Portrait du Fou
Le catamaran mouille dans un atoll remarquable, réserve intégrale, une autorisation fut délivrée par le gouvernement Calédonien. L’atoll des Chesterfield se situe à plus de 500 kilomètres dans le nord-ouest de la Nouvelle Calédonie. Il s’étend sur une centaine de kilomètres du nord au sud et sur une soixantaine d’est en ouest. L’atoll est formé de bancs de sable apparents ou tout juste émergés à marée basse, il est défendu par des récifs de part et d’autre. Un piège absolu pour le marin. On compte dans ces eaux nombre d’épaves, baleiniers ou navires de commerce. Fut un temps, on y exploitait le guano. Et on comprend pourquoi, l’atoll des Chesterfield accueille de nombreuses colonies d’oiseaux marins, fous, frégates, pétrels, noddis, pailles en queue…le paradis de l’ornithologue.
Ce matin-là, l’équipage est au repos. La veille, il a essuyé un mauvais grain dans la passe. Un jeune fou au pieds rouge vient se poser sur les filières. Il inspecte le pont, lève la tête, intrigué par le mat.
Ses cousins fous bruns et fous masqués tournent au-dessus du catamaran. Après quelques minutes, ils rejoignent l’aventurier.
Le fou aux pieds rouges regarde le mousse approcher sur le pont. Les deux partis prennent le temps de l’observation. Lui ne bouge pas. Le mousse tente un pas, puis en glisse un second.
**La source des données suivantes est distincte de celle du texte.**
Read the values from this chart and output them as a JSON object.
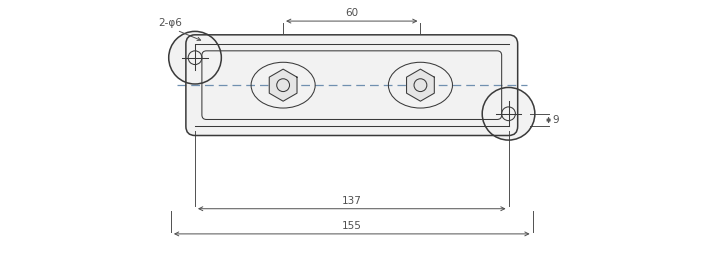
{
  "bg_color": "#ffffff",
  "line_color": "#3a3a3a",
  "dim_color": "#505050",
  "dash_color": "#7090b0",
  "figsize": [
    7.15,
    2.71
  ],
  "dpi": 100,
  "labels": {
    "top_dim": "60",
    "mid_dim": "137",
    "bot_dim": "155",
    "right_dim": "9",
    "hole_label": "2-φ6"
  },
  "xlim": [
    -12,
    172
  ],
  "ylim": [
    -48,
    68
  ]
}
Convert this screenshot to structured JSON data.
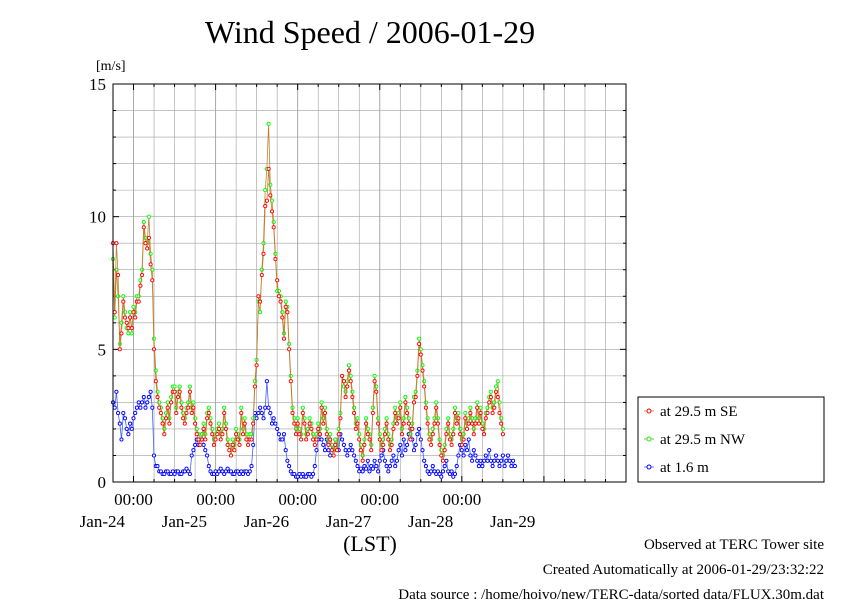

Le fou n’est pas intéressé par le crouton de pain tendu par le mousse. Il ne connait pas le pain. Il n’est pas de la ville lui. Son royaume terrestre est aussi minuscule que ce petit ilot de sable recouvert de faux tabac pour toute végétation et qu’il partage avec des milliers d’oiseaux.
Son véritable royaume est sans limite : le fou règne sur la surface de l’océan.
Oiseau pélagique, le fou est un chasseur redoutable. Son anatomie est adaptée à son mode de prédation, à moins que ce soit son mode de pêche qui ait façonné son anatomie ? Son bec, assez long et pointu, est dans l’alignement parfait de sa tête dont le crâne est renforcé par des « amortisseurs » qui protègent ainsi son cerveau. Ce sont ce bec et ce crâne qui forment l’arme de chasseur redouté.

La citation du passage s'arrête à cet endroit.